Jarita Greyeyes nisiyihkāson. niya nēhiyaw iskwēw. maskēko sahkikanihk ochi niya. (“… I am a Cree woman of the Muskeg Lake Cree Nation.”) 

Greyeyes says there is power in her language. She is saying, essentially: We are still here. 

“School is not a neutral place for Indigenous people,” says Greyeyes, a doctoral student in the GSE’s program in race, inequality, and language in education. “It has been used as a tool of assimilation. It has used abusive tactics to separate children from their families and their culture.” 

In Canada, starting in the 1880s, more than 150,000 Indigenous children were sent to residential schools that were often run by the Catholic church. There, they were to be assimilated into Western culture and were forbidden from speaking their Indigenous languages. Thousands died of malnutrition, disease, abuse, and neglect; sometimes families were never notified. All but one of Greyeyes’ grandparents were survivors of these schools. 

Her research focuses on the process of indigenization, specifically how Indigenous practices are incorporated into educational systems. For her, it means asking over and over: “How do we transform this institution to reflect Indigenous peoples’ languages, histories, worldviews, governing structures, and ways of doing things?”

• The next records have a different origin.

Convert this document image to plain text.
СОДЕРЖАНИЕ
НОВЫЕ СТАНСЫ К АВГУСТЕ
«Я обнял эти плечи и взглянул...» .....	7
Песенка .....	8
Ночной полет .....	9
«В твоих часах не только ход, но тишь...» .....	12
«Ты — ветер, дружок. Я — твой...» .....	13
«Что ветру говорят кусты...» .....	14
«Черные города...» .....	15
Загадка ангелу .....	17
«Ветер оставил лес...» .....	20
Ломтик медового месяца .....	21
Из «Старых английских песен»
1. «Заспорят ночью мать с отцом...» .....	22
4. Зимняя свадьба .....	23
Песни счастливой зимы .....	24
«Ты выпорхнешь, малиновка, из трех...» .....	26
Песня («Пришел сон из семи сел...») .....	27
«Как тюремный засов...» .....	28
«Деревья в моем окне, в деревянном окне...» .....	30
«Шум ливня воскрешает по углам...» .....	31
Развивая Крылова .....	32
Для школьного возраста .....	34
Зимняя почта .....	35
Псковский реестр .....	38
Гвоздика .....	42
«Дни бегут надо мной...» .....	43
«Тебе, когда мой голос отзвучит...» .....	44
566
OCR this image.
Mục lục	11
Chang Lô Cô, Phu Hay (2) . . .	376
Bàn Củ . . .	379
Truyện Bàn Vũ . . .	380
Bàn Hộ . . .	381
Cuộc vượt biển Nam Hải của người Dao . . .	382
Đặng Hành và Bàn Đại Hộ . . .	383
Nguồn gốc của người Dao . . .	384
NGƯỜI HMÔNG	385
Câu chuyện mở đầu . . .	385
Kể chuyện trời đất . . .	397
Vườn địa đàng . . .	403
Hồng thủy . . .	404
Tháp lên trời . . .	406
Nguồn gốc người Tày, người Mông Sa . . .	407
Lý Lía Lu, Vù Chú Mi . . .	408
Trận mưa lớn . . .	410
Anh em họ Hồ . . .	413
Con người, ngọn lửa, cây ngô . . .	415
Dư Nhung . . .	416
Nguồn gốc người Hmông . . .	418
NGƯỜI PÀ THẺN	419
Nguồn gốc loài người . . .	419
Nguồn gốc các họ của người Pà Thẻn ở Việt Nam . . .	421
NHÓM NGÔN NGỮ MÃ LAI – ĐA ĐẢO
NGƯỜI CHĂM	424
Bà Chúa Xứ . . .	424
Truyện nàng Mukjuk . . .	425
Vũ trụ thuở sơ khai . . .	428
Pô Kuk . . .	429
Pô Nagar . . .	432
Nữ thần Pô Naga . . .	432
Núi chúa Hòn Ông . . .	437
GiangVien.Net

Before enrolling at Stanford, Greyeyes served as the acting associate vice president of Indigenous affairs at the University of Winnipeg. There she grappled with how best to elevate what indigenization means in higher education—and how to make Native youth feel at home in a setting that historically harmed them.

Pursuing her doctorate has been lonely, she confesses; fewer than 1 percent of graduate students at Stanford identify as Native. But this has inspired her to double down on her commitment. “We need a critical mass of Indigenous people in the academy. That only happens when you have the mentorship of other Indigenous people.”  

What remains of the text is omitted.